Grandma’s Puppy Camp

I am dogs-cat-bunny-and-puppy sitting for my daughter.

I am happy to report that New Puppy flies in and out of their dog door with no problem. She also pees and poops outside happily and regularly. But, New Puppy does not seem particularly concerned about also peeing inside.

As a little background, I was not allowed to have pets growing up. Thus, the start of my adult life proceeded through the following rapid sequence: graduated from college in May, first career-type job started in July, rented my first post-college apartment, went to the animal shelter and adopted a puppy. I have basically had dogs ever since.

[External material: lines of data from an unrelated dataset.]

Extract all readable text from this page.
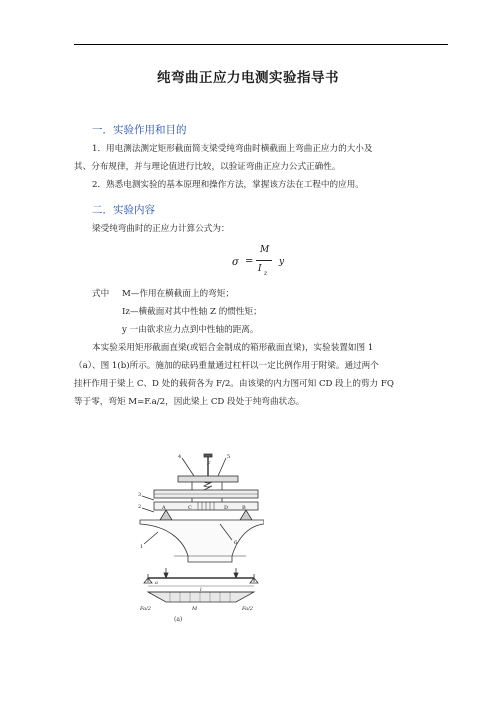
纯弯曲正应力电测实验指导书
一．实验作用和目的
1．用电测法测定矩形截面简支梁受纯弯曲时横截面上弯曲正应力的大小及
其、分布规律，并与理论值进行比较，以验证弯曲正应力公式正确性。
2．熟悉电测实验的基本原理和操作方法，掌握该方法在工程中的应用。
二．实验内容
梁受纯弯曲时的正应力计算公式为：
σ =
M
I z
y
式中 M—作用在横截面上的弯矩；
Iz—横截面对其中性轴 Z 的惯性矩；
y 一由欲求应力点到中性轴的距离。
本实验采用矩形截面直梁(或铝合金制成的箱形截面直梁)，实验装置如图 1
（a）、图 1(b)所示。施加的砝码重量通过杠杆以一定比例作用于附梁。通过两个
挂杆作用于梁上 C、D 处的载荷各为 F/2。由该梁的内力图可知 CD 段上的剪力 FQ
等于零，弯矩 M=F.a/2，因此梁上 CD 段处于纯弯曲状态。
4	5
F
3
2	A	B
C	D
1
6
a
l
Fa/2	Fa/2
M
(a)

At first, I only adopted puppies. But, when my young daughter’s beloved Black Cat died, I was regularly checking the kitten status at the shelter. I had been told that “kitten season” was delayed because of the cooler weather. On one of these stop-bys, there were still no kittens, but I immediately fell in love with a 5-year-old Coton de Tulear dog. (We did eventually get a kitten too, the one who grew up to be White Cat.) Oh. My. Goodness! I had no idea how much easier life could be if you adopted an adult dog who was already housebroken!

After Little Dog passed on, there was a puppy adoption again. Then, my two current dogs were adopted as adults.

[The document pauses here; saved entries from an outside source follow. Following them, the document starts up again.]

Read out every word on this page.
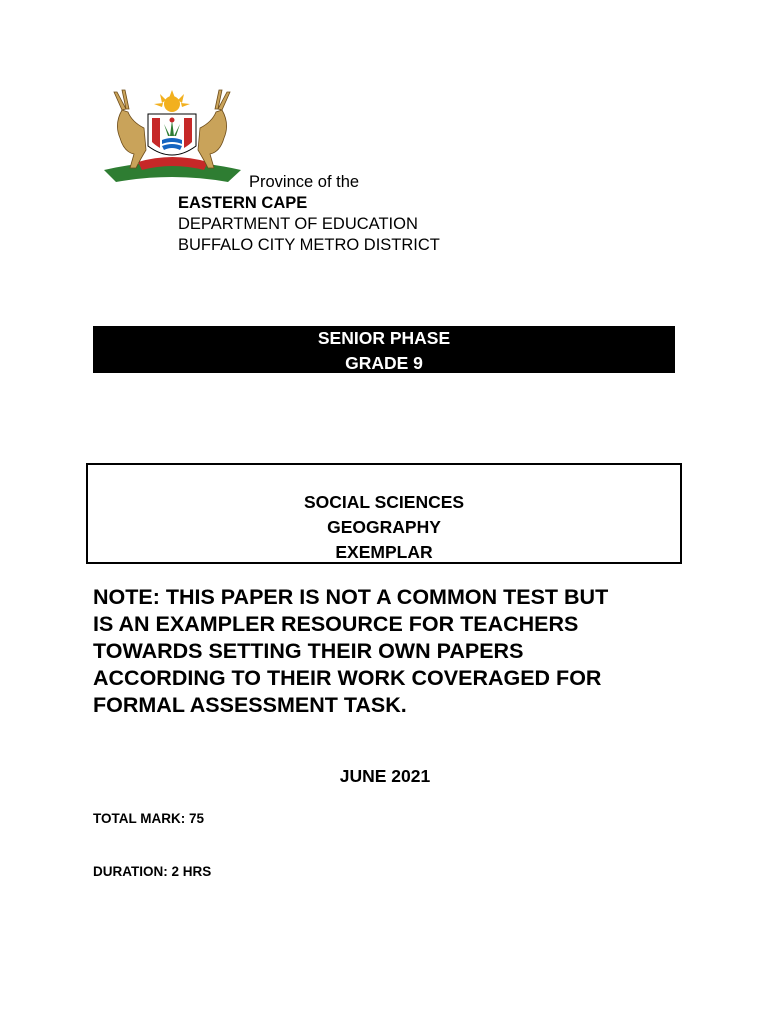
Province of the
EASTERN CAPE
DEPARTMENT OF EDUCATION
BUFFALO CITY METRO DISTRICT
SENIOR PHASE
GRADE 9
SOCIAL SCIENCES
GEOGRAPHY
EXEMPLAR
NOTE: THIS PAPER IS NOT A COMMON TEST BUT
IS AN EXAMPLER RESOURCE FOR TEACHERS
TOWARDS SETTING THEIR OWN PAPERS
ACCORDING TO THEIR WORK COVERAGED FOR
FORMAL ASSESSMENT TASK.
JUNE 2021
TOTAL MARK: 75
DURATION: 2 HRS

So, it is not surprising that my daughter’s first two dogs of her own have been adopted as adults. She is amazing with animals and, of course, she got to experience housebreaking the puppy we got while she lived at home.

But, life is kind of busy with a 1-year-old and 3-year-old and both parents working and life, and they have only had New Puppy for about two weeks now.

The best way I have found to housebreak a puppy is to use a crate when you are not home or cannot watch them like a hawk. If they are out of the crate, confine them to the room that has the doggy door and don’t take your eye off them. The second they start to sniff for a pee spot or squat, one sharp “no” and hustle them out the doggy door (with lots of praise and love when they finish outside).

New Puppy and I were doing pretty good with the peeing because she generally wanted to stay in the same room with me. But, after I fed her, I knew she was going to need to poop — and dogs are notorious for seeking a bit of privacy when pooping inside a home. Looking around, I realized I could slide the couch down to block one doorway and slide her crate down to block the other doorway.

So, here we sit. In this one room, all together. Of course, all three dogs seem to be happiest right around my feet and Gentle Giant sits and pants his hot breath right across my hands on the keyboard.

We only have about 30 hours left of Grandma’s Puppy Camp, but I figure whatever progress New Puppy can make in that amount of time is probably the best gift I can give to my daughter and her whole family right now. (Plus, I am kind of sick, so the sacrifice is not that big.)

Wish us luck!


New Puppy did great in the remaining 30 hours. No start-to-have-an-accident episodes at all. Hopefully, the little bit of additional learning she achieved will stick and transfer once regular life resumes and she again has freer roaming privileges.